Virginia State Capitol

In Virginia, long-time lawmakers can boost their pensions dramatically by stepping down from the House or Senate in favor of another state job.

A state senator has drafted a bill that would limit the pension boost received by lawmakers who use this tactic.

Details of the bill from the Roanoke Times:

Quitting the Virginia House or Senate for a state job can sharply boost a legislator’s retirement benefits, and state Sen. David Marsden would like to change that.

Marsden, D-Fairfax, has introduced a bill meant to make trading elective office for state employment less of a financial windfall. Legislators who step down in the middle of their terms to take state jobs would still see their pension benefits grow, but more slowly than they do now.

“I think it rubs people the wrong way that somebody gets appointed for political purposes and then hits this bonanza,” he said. “Your retirement should be rewarded, but not with such an amazing windfall.”

State senators and delegates earn about $18,000 a year in positions that are considered part-time, but which count as full time in the state retirement system. Legislators who serve 30 or more years are eligible for the state’s full pension benefit, which is about half their annual salary — about $9,000 a year.

That figure balloons if the legislator takes a high-paying state job, since pension benefits are based on an average of the employee’s last three years of service, or five years for employees who began after this past Jan. 1. A long-serving legislator who puts in three years in a $100,000-a-year job would then receive an annual pension of about $50,000 a year.

Under Marsden’s bill, the pension benefit would be based on an average of 10 years’ salary for anyone who sees a dramatic spike in salary — exceeding 400 percent — in the last four years of service.

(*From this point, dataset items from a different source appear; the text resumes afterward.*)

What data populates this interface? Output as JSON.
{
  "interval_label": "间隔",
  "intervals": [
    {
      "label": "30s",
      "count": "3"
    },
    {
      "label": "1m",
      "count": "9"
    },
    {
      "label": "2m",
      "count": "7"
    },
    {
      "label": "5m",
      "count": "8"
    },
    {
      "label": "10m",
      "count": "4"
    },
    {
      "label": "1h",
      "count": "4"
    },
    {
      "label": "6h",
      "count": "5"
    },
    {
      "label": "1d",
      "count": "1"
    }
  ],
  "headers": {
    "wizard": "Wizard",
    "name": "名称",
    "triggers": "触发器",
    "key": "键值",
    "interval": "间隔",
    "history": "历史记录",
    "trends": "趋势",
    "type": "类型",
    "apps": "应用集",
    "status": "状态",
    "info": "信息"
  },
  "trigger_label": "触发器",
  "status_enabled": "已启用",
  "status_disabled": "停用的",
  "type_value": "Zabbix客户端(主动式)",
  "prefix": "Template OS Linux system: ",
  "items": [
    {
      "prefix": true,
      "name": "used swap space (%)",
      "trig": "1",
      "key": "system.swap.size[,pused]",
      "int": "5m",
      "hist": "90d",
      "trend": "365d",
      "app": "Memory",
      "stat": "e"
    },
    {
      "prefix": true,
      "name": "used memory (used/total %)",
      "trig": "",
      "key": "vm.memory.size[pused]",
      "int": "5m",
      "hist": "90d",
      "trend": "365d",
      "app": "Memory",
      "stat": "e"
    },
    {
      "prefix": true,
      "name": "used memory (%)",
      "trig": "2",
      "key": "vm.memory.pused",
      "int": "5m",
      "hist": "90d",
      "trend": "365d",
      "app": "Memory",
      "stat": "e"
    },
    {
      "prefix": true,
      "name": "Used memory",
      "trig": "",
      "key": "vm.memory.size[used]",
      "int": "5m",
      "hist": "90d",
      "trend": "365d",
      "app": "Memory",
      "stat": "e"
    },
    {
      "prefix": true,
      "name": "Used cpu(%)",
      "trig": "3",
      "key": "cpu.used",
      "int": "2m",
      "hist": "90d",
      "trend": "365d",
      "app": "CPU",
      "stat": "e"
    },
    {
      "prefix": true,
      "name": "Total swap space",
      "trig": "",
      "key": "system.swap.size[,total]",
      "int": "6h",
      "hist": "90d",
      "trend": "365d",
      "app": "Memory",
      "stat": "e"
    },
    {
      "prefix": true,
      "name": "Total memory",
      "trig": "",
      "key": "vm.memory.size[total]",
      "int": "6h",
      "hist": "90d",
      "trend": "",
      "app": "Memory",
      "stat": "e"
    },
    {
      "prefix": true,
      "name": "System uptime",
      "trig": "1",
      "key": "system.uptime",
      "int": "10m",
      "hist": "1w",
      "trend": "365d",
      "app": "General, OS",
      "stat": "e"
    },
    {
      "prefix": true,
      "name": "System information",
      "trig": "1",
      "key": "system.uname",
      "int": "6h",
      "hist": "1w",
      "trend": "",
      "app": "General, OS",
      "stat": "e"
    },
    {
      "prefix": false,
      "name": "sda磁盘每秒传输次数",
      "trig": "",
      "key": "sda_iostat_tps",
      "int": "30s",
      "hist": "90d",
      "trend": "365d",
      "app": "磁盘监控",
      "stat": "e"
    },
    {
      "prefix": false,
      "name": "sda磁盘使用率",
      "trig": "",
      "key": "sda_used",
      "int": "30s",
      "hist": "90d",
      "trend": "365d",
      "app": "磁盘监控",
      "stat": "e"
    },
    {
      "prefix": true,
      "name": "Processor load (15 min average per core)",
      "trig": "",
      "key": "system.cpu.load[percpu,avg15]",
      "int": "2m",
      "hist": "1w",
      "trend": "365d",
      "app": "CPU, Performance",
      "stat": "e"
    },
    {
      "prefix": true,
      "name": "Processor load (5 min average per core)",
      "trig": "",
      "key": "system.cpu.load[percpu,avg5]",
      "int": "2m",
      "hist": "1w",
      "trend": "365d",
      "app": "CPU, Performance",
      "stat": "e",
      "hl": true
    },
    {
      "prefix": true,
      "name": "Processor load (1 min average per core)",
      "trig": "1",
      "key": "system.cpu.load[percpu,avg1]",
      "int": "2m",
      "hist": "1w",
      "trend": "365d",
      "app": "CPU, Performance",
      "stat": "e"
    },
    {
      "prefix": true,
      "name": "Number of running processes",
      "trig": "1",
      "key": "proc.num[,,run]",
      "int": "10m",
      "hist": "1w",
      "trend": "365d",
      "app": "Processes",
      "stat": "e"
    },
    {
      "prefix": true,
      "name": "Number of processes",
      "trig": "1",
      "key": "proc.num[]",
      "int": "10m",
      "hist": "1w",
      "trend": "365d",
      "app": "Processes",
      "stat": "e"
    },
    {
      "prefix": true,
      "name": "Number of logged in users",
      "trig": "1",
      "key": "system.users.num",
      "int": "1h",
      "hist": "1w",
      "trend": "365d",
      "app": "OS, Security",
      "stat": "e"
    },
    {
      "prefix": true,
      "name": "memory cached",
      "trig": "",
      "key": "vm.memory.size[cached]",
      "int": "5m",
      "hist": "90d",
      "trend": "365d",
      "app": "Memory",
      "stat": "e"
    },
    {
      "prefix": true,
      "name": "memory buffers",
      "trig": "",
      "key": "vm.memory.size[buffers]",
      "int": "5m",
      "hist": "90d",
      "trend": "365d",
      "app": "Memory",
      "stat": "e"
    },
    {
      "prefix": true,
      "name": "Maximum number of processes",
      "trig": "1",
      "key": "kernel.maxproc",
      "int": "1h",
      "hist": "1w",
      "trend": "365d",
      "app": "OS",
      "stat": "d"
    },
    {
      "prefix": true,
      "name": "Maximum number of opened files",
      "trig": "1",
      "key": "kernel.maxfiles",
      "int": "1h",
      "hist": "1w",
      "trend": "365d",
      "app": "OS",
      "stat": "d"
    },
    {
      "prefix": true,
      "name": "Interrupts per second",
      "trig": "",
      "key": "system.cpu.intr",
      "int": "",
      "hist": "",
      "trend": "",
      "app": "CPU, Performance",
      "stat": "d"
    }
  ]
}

The bill hasn’t come out of nowhere. The FBI is currently investigating a Virginia lawmaker who did exactly what the bill aims to prevent: quit his post mid-term in favor of a high-paying state job. From the Roanoke Times:

Marsden proposed the legislation at a time when the FBI is investigating a state senator who quit in June amid job talks, and as state lawmakers prepare to tighten the state’s ethics laws in response to the conviction in September of former Gov. Robert McDonnell and his wife, Maureen, on federal corruption charges.

Phillip Puckett, D-Russell County, abruptly resigned the evenly divided state Senate in June with plans to take a high-paying job with the Republican-controlled state tobacco commission. His exit handed control of the chamber to the GOP in the middle of a standoff over Medicaid expansion. Democrats cried foul, and the FBI launched an investigation. Puckett said there was no quid pro quo and, amid the uproar, withdrew his name from consideration for the tobacco commission post.

In 1997, then-Gov. James Gilmore III, a Republican, named a Democratic state senator from Loudoun County, Charles Waddell, his deputy transportation secretary, a move that gave the GOP control of the Senate. Gilmore also appointed a Democrat to head the Department of Conservation and Recreation, creating an opening for a Republican to win a seat in the House.

Virginia Gov. Terry McAuliffe hasn’t taken a position on the bill.